Disturbing details emerge from KPMG ‘boys night’ pub crawl video invitation describing how staff member ‘crawled through his own vomit’ and stripper was ‘put on the books’ to keep her quiet
A video invitation for a boozy ‘boy’s night out’ event involving KPMG employees described one staff member crawling through his own vomit and a stripper allegedly being put on the company payroll to keep her quiet.
The consulting giant fired staff from its Private Enterprise division in Melbourne after discovering the invitation in 2018 which had been sent to 80 male employees three years earlier.
Senior employees would buy shots for their graduate colleagues at the event – leaving them ‘s**tfaced by 6.30pm’ and ‘vomiting through their noses’ – a transcript of the video seen by The Australian Financial Review revealed.
In another segment, an employee alleged he paid a stripper $2,000 an hour to stop her from going public and claimed the transactions on KPMG’s expenses system.
A KPMG staff member boasted in a video invite for a boozy ‘boys night’ event of expensing thousands of dollars for a stripper to keep her quiet (file image)
This transcript of the video invitation was produced for an internal investigation into the wild parties – which excluded female employees
‘We had no choice, she was going to go public. I’ve been paying her wage for myExpenses for 12 months,’ part of the transcript reads. ‘We had to “put [it] on the books”.’

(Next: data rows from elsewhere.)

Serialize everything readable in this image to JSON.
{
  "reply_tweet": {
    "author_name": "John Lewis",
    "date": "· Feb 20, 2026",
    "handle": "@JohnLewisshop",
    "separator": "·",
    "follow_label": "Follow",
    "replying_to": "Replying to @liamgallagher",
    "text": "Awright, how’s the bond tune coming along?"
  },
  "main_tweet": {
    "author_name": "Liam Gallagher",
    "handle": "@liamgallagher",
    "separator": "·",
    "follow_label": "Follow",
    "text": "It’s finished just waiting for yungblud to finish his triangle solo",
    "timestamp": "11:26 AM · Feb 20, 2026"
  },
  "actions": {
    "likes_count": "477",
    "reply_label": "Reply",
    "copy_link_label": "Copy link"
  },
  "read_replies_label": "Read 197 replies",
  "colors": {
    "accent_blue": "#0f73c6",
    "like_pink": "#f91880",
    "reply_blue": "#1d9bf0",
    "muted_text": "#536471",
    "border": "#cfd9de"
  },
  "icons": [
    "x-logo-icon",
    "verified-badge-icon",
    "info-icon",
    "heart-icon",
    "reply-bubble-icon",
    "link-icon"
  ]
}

The transcript was produced for an internal investigation into the wild parties, which on one occasion ended with 30 members of staff visiting a strip club.
KPMG CEO Gary Wingrove said the event – which excluded female staff and was planned in secret without the approval of company executives – led to a leadership overhaul at the firm.
‘As soon as this was uncovered in 2018, I ensured it was investigated straight away, and took disciplinary actions, including people exiting,’ he told Daily Mail Australia.
He said the changes included hiring more women and taking steps to improve the company’s workplace culture.
One participant boasted in the transcript of how attendees at one boys’ night were left so ‘f***ed up’ they suffered from traumatic stress and had to undergo an employee assistance program.
Almost two minutes into the video, one attendee joked how he was still haunted by a participant crawling in the street through his own vomit.
On one occasion, a ‘boys’ night’ event ended with 30 members of staff visiting a strip club
A participant then said the only thing ‘blown was my $5,600’ in reference to him failing to be pleasured sexually that night.
Those who spoke in the video invitation did not name KPMG.
‘At the time we also strongly reinforced with our partners and people that there is no tolerance for this behaviour in our organisation,’ Mr Wingrove said.
‘The conduct was totally unaligned with our values.’
KPMG CEO Gary Wingrove said the event led to a major leadership overhaul at the firm, and the company was now promoting more women into management positions
The video transcript emerged as Australian workplace cultures come under increasing scrutiny – with Prime Minister Scott Morrison earlier this month announcing the definition of serious misconduct will be redefined across all workplaces to include sexual harassment.
Only 38 per cent of KPMG’s 3,149 management staff are women, according to data from the Workplace Gender Equality Agency.
Research in 2014 found a third of companies in Australia have no females in key management roles.